With advances in generative artificial intelligence (AI), it is now possible to produce realistic-looking automated reports for preliminary reads of radiology images. This can expedite clinical workflows, improve accuracy and reduce overall costs. However, it is also well-known that such models often hallucinate, leading to false findings in the generated reports. In this paper, we propose a new method of fact-checking of AI-generated reports using their associated images. Specifically, the developed examiner differentiates real and fake sentences in reports by learning the association between an image and sentences describing real or potentially fake findings. To train such an examiner, we first created a new dataset of fake reports by perturbing the findings in the original ground truth radiology reports associated with images. Text encodings of real and fake sentences drawn from these reports are then paired with image encodings to learn the mapping to real/fake labels. The utility of such an examiner is demonstrated for verifying automatically generated reports by detecting and removing fake sentences. Future generative AI approaches can use the resulting tool to validate their reports leading to a more responsible use of AI in expediting clinical workflows.

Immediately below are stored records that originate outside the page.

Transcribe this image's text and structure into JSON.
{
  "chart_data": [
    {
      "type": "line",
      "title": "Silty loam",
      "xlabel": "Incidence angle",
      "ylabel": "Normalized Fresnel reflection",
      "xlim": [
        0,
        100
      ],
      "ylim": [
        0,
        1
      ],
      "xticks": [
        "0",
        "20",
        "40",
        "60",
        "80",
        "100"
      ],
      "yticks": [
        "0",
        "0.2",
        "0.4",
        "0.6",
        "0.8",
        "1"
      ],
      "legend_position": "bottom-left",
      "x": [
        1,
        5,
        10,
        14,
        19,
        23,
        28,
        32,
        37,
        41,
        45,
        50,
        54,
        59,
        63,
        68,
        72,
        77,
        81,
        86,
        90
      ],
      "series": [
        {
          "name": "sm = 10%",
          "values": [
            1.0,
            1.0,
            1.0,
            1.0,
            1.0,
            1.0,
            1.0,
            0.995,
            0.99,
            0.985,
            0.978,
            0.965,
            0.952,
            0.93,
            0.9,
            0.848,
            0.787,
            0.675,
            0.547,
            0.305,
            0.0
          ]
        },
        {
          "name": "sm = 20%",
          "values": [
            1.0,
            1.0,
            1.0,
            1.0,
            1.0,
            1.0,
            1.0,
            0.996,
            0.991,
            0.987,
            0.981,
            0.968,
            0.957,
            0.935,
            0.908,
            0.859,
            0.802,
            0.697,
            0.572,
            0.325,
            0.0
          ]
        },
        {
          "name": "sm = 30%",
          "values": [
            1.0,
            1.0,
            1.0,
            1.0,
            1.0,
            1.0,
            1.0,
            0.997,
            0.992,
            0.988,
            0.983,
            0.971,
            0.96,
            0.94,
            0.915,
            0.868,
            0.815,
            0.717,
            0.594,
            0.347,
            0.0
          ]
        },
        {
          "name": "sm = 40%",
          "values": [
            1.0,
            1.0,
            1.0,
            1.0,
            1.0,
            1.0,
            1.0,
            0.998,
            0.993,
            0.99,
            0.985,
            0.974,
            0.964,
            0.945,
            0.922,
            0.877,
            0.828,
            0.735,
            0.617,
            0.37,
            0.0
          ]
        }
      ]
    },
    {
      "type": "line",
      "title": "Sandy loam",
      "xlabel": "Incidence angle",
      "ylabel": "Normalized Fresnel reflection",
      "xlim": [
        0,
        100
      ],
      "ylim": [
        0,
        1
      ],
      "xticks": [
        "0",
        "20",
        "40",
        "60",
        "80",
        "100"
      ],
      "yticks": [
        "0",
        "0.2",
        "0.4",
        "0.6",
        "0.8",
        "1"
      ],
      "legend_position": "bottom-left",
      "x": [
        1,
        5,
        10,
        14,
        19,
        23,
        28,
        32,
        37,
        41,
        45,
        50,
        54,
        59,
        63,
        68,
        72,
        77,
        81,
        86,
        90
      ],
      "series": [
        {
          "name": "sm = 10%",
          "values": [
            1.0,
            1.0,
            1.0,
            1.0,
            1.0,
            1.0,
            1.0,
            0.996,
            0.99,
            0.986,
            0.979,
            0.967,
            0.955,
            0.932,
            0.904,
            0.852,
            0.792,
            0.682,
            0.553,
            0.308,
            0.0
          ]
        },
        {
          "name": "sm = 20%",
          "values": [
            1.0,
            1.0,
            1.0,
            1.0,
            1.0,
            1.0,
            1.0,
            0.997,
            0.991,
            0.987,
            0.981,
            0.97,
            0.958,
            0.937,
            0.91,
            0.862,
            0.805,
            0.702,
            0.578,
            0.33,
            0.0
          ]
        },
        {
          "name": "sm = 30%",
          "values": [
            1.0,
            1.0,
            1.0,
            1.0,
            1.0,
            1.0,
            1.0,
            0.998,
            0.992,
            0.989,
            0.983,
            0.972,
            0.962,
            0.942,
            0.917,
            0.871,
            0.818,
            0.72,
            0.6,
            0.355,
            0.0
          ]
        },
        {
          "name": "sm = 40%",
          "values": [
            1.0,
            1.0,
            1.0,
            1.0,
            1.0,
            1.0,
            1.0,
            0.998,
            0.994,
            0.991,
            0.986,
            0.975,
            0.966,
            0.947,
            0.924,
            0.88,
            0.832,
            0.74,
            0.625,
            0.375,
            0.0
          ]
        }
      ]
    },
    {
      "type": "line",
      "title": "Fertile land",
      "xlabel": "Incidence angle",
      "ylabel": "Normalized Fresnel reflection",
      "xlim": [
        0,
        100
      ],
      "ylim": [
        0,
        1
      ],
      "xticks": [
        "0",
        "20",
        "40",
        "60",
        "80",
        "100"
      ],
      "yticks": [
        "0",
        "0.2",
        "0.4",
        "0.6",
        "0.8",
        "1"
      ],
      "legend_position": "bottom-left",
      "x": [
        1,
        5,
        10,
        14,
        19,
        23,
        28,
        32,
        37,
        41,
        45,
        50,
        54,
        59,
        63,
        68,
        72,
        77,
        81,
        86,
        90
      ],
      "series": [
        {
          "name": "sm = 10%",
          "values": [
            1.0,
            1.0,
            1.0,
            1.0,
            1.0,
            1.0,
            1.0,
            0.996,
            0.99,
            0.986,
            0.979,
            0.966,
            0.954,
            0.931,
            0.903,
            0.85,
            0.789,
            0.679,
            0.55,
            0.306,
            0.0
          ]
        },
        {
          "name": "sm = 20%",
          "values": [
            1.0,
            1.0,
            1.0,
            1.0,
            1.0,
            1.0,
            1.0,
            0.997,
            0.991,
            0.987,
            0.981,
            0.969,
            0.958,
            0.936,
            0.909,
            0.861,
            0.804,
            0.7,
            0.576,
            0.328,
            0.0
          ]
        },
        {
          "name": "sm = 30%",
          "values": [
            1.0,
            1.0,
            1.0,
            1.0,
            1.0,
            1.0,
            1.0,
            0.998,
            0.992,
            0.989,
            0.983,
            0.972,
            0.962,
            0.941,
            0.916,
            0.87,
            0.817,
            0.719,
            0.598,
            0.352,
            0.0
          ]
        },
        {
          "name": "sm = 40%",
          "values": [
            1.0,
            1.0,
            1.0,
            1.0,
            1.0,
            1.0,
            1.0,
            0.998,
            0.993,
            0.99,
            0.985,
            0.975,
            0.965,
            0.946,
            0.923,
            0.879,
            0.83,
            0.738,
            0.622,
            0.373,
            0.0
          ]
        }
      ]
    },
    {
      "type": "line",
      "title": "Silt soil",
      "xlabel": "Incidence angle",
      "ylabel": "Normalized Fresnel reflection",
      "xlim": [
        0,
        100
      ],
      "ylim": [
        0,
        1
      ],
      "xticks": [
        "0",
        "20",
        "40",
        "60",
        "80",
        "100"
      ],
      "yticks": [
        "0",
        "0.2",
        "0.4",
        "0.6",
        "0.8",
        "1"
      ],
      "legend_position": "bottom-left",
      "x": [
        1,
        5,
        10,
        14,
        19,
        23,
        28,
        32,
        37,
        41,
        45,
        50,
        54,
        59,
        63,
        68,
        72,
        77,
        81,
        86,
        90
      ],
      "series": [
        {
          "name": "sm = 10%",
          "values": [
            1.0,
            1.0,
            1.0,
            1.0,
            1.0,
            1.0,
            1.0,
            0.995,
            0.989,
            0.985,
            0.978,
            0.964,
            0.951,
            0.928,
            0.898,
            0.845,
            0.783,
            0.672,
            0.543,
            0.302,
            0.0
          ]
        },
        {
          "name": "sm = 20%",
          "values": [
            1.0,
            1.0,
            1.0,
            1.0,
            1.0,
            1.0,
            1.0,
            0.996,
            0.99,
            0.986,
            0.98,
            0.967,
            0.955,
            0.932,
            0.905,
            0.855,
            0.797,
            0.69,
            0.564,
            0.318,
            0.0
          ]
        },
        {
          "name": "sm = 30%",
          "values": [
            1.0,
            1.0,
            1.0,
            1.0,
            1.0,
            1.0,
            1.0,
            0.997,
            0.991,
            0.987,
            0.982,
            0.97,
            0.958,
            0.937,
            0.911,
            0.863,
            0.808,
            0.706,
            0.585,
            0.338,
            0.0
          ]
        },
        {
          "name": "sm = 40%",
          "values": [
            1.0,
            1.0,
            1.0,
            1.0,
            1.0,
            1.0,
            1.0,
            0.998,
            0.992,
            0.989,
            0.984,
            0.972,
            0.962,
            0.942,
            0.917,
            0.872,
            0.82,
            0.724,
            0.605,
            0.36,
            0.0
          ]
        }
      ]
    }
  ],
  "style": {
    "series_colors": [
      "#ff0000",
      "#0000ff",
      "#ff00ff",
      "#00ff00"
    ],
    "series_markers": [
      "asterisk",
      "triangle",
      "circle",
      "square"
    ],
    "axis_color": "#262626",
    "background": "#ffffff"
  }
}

Spatially-Preserving Flattening for Location-Aware Classification of Findings in Chest X-Rays

Chest X-rays have become the focus of vigorous deep learning research in recent years due to the availability of large labeled datasets. While classification of anomalous findings is now possible, ensuring that they are correctly localized still remains challenging, as this requires recognition of anomalies within anatomical regions. Existing deep learning networks for fine-grained anomaly classification learn location-specific findings using architectures where the location and spatial contiguity information is lost during the flattening step before classification. In this paper, we present a new spatially preserving deep learning network that preserves location and shape information through auto-encoding of feature maps during flattening. The feature maps, auto-encoder and classifier are then trained in an end-to-end fashion to enable location aware classification of findings in chest X-rays. Results are shown on a large multi-hospital chest X-ray dataset indicating a significant improvement in the quality of finding classification over state-of-the-art methods.